Market commentators[32] note that market participants are wary of the forthcoming employment signals in the US, such as weekly jobless claims and Friday Nonfarm Payrolls (NFP), which may influence the anticipations of the Fed in its quarter-end policy move. As Fed Chair Jerome Powell[33] said of uncertainty and data-dependent approach, fed funds futures now reflect a 62% chance of a rate cut in December, down a bit at 68% a day before. The two-sided Fed communication, the restraint of Powell and the receptiveness of Governor Stephen Miran[34] have maintained volatility at high levels across USD pairs.

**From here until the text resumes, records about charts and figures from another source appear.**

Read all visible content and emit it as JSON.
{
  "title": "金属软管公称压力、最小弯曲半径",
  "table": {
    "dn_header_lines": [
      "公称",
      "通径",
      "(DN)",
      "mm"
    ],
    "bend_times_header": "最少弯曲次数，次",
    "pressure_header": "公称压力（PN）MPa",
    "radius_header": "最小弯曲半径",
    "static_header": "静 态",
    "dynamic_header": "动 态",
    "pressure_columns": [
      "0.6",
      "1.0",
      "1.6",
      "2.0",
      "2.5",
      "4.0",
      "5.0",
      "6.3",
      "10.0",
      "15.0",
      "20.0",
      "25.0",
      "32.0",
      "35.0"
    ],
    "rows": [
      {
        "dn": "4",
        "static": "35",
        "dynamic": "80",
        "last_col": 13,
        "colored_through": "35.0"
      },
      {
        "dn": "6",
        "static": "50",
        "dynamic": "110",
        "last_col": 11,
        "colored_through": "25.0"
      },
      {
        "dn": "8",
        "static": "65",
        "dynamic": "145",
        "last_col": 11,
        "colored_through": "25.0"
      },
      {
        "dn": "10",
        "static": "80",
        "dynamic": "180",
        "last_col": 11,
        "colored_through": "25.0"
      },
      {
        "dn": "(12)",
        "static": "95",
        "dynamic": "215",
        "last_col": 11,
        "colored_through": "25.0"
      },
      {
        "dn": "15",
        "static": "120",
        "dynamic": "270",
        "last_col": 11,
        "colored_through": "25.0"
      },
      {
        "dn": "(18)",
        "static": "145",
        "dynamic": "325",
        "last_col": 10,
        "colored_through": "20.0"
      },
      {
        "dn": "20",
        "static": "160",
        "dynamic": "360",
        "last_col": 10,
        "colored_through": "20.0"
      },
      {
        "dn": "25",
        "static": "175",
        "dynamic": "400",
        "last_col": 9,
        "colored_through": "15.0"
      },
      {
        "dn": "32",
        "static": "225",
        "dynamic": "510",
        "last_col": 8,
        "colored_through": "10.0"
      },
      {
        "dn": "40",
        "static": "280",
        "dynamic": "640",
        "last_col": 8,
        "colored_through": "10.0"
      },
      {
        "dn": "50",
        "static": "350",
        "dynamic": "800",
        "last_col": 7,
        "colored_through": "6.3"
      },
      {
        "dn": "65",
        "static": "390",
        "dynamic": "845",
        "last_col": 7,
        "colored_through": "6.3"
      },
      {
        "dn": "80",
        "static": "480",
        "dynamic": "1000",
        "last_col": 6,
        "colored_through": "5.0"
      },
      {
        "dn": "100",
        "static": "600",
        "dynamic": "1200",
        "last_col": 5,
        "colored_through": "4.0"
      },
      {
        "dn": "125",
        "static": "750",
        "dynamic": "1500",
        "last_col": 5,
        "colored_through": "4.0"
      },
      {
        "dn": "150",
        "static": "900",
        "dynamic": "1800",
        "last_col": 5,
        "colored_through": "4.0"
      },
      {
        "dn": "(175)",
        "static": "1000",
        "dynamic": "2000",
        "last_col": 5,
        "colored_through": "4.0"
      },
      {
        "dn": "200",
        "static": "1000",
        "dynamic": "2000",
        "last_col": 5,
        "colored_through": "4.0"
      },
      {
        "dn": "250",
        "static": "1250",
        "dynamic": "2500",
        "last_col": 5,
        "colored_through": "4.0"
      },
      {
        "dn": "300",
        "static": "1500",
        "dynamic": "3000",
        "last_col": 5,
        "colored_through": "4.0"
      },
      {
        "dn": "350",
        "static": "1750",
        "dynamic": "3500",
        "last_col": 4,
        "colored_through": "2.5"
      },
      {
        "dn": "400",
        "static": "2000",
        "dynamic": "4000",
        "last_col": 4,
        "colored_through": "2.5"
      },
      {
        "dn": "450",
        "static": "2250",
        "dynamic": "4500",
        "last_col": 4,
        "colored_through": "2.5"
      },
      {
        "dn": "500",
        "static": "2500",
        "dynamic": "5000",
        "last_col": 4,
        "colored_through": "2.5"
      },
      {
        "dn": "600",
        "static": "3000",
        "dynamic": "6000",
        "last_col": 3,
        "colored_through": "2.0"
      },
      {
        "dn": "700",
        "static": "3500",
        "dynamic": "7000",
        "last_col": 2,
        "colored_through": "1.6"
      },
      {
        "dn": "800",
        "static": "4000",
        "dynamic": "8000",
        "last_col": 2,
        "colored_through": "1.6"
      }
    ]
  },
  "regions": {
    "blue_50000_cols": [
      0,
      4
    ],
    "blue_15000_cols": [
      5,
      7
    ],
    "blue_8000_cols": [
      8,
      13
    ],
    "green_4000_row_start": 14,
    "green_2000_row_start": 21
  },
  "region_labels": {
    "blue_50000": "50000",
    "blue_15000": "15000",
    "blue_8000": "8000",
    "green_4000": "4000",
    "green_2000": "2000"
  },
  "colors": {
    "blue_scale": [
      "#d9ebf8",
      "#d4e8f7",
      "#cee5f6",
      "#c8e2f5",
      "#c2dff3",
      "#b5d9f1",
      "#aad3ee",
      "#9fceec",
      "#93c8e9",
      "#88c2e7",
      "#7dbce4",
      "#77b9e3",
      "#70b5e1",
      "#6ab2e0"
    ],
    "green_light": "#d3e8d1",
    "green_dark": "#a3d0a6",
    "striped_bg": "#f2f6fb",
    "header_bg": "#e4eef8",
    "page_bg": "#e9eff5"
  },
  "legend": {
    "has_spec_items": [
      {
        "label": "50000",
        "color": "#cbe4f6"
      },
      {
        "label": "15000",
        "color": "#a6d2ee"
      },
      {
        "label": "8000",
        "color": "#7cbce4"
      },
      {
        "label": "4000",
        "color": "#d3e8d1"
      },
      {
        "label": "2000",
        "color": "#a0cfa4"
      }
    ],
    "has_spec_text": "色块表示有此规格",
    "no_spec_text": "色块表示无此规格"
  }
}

Market reports[35] point out that on the Canadian side the loonie is moderately supported by the fiscal stability and government-sponsored capital expenditure initiatives which contribute to stabilizing anticipations of consistent monetary practice. According to analysts[36] of BBH FX, the 2025/26 and 2026/27 budget deficits of -2.5 and -2.0 percent of GDP of Canada are manageable and therefore the Bank of Canada will be able to continue with a 2.25% policy rate.
Analysts[37] have suggested that USD/CAD can remain in a narrow range of 1.4050 1.4150 in the short-term pending high-level US labor statistics. As robust US numbers may restore the duo to recent levels, weaker releases may be welcomed by renewed selling pressure especially when risk sentiment is turned positive and the oil prices are restored.